Just as Jameela uses her social media accounts to raise awareness for I Weigh and societal injustices, she also uses them to publicly acknowledge when she's failed. "I make mistakes, I'm human," she said. "As long as I'm willing to change, then there is value in what I am doing." In fact, Jameela previously posted a pinned tweet about all of the mistakes she's made in the past. "I realized people were starting to really take me seriously as a voice of support for marginalized groups and people were taking me seriously as an activist," she said. "I was like, 'Well hang on a minute. You're hailing me as some sort of feminist icon and I have made loads of mistakes.' I want everyone that comes to my page to know I am imperfect, and if you are imperfect as well, that's okay! We can learn together."
It is never too late to check yourself and right your wrongs. I used to be slut shamey, judgmental, and my feminism wasn’t intersectional enough. Nobody is born perfectly “woke”. Listen, read, learn, grow, change and make room for everyone. We aren’t free til ALL of us are free.— Jameela Jamil 🌈 (@jameelajamil) December 15, 2018
Jameela explained that her activism and social media presence works because "you can sense my passion, my error, and my drive, and I think that it's very clear that this is organic for me." She told Ashley and the crowd that it's also about listening and continuing to learn. "I have made it my mission to prove to people that it's okay to be ignorant as long as you are trying every single day to undo that and to learn more, to be better, and to do better," she said. "I think that is a pivotal part of our society and how we're going to grow to understand each other. If we become afraid of making mistakes or afraid of asking questions, we're never going to put our hands up and we're never going to learn."
"I don't find failure to be failure. I think failure is legendary because it means you were willing to try."
"I'm excited to learn. I don't find failure to be failure," she continued. "I think failure is legendary because it means you were willing to try." Jameela stated that women, in particular, are often told not to try for fear of failure. "We are dictated to what our lanes are from as soon as we can understand, and that's so toxic because there are so many things that you are all capable of that you have no idea about because you've never even been encouraged to try," she said. "Failure does not exist. The only thing I think failure exists in is not ever trying. That's the biggest failure that you can commit."
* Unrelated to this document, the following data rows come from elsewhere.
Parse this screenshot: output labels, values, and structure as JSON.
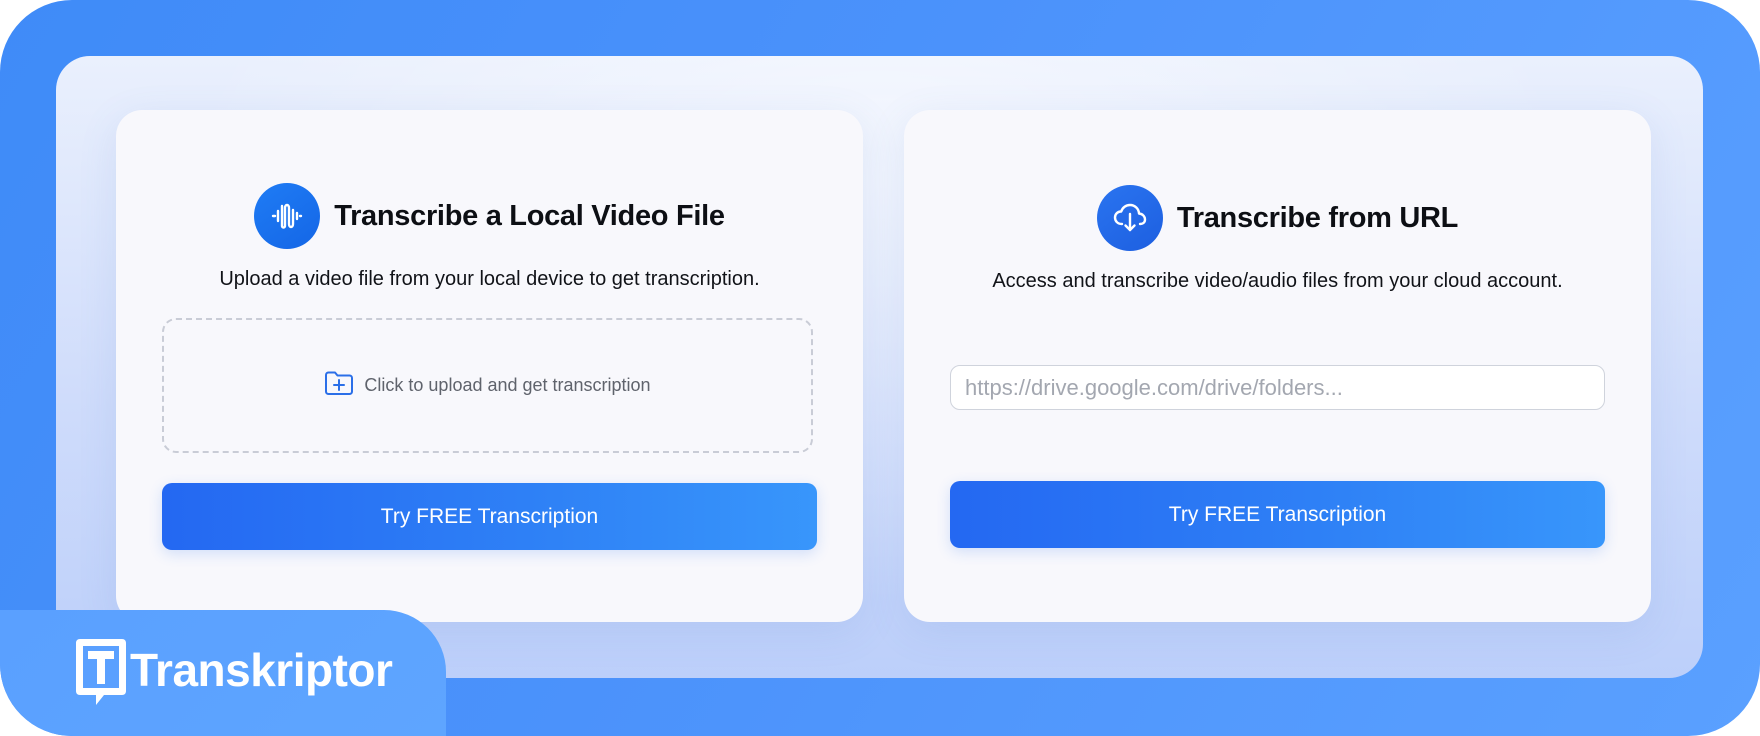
{
  "local_card": {
    "icon": "audio-wave-icon",
    "title": "Transcribe a Local Video File",
    "description": "Upload a video file from your local device to get transcription.",
    "dropzone": {
      "icon": "folder-plus-icon",
      "text": "Click to upload and get transcription"
    },
    "button_label": "Try FREE Transcription"
  },
  "url_card": {
    "icon": "cloud-download-icon",
    "title": "Transcribe from URL",
    "description": "Access and transcribe video/audio files from your cloud account.",
    "input": {
      "value": "",
      "placeholder": "https://drive.google.com/drive/folders..."
    },
    "button_label": "Try FREE Transcription"
  },
  "brand": {
    "logo_icon": "transkriptor-logo-icon",
    "name": "Transkriptor"
  },
  "colors": {
    "frame_blue": "#4b92fb",
    "accent_blue": "#1f7cf5",
    "button_start": "#2468f2",
    "button_end": "#3896fb",
    "card_background": "#f8f8fc",
    "title_text": "#0d0f14"
  }
}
According to Jameela, to live a successful life one must be bold, take risks, and grow from mistakes. "Know that you're a good person and then it won't matter to you what other people think about you," she said. "It would be great if people with public personas could start to just admit that they're wrong more often, but we should also be more forgiving of each other and more forgiving of ourselves."
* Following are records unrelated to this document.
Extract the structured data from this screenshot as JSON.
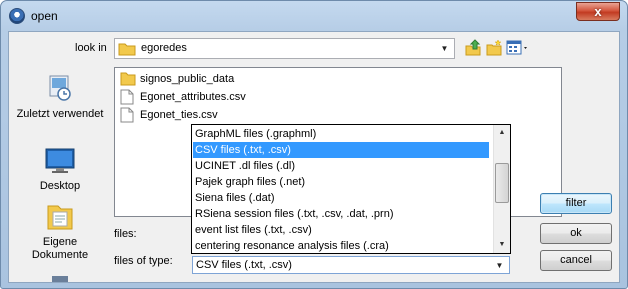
{
  "window": {
    "title": "open",
    "close_label": "x"
  },
  "toolbar": {
    "lookin_label": "look in",
    "lookin_value": "egoredes",
    "icons": [
      "up-folder-icon",
      "new-folder-icon",
      "view-menu-icon"
    ]
  },
  "places": [
    {
      "label": "Zuletzt verwendet",
      "icon": "recent-places-icon"
    },
    {
      "label": "Desktop",
      "icon": "desktop-icon"
    },
    {
      "label": "Eigene Dokumente",
      "icon": "documents-icon"
    }
  ],
  "files": [
    {
      "name": "signos_public_data",
      "icon": "folder-icon"
    },
    {
      "name": "Egonet_attributes.csv",
      "icon": "file-icon"
    },
    {
      "name": "Egonet_ties.csv",
      "icon": "file-icon"
    }
  ],
  "form": {
    "files_label": "files:",
    "types_label": "files of type:",
    "types_value": "CSV files (.txt, .csv)"
  },
  "dropdown": {
    "items": [
      "GraphML files (.graphml)",
      "CSV files (.txt, .csv)",
      "UCINET .dl files (.dl)",
      "Pajek graph files (.net)",
      "Siena files (.dat)",
      "RSiena session files (.txt, .csv, .dat, .prn)",
      "event list files (.txt, .csv)",
      "centering resonance analysis files (.cra)"
    ],
    "selected_index": 1
  },
  "buttons": {
    "filter": "filter",
    "ok": "ok",
    "cancel": "cancel"
  },
  "colors": {
    "selection": "#3399ff",
    "titlebar": "#b9d1ea",
    "close": "#c7432a"
  }
}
Jameela also had some crucial advice for women seeking success: "Fight back as long as it's physically safe for you. Be disobedient. Speak up for yourself. Ask people all the questions. Ask your male colleagues how much they earn. It shouldn't be taboo. You are programmed from an early age not to do that and that's because when you do it, it is often successful . . . speak up and speak out. I beg of you, be disobedient. It is pivotal to our future."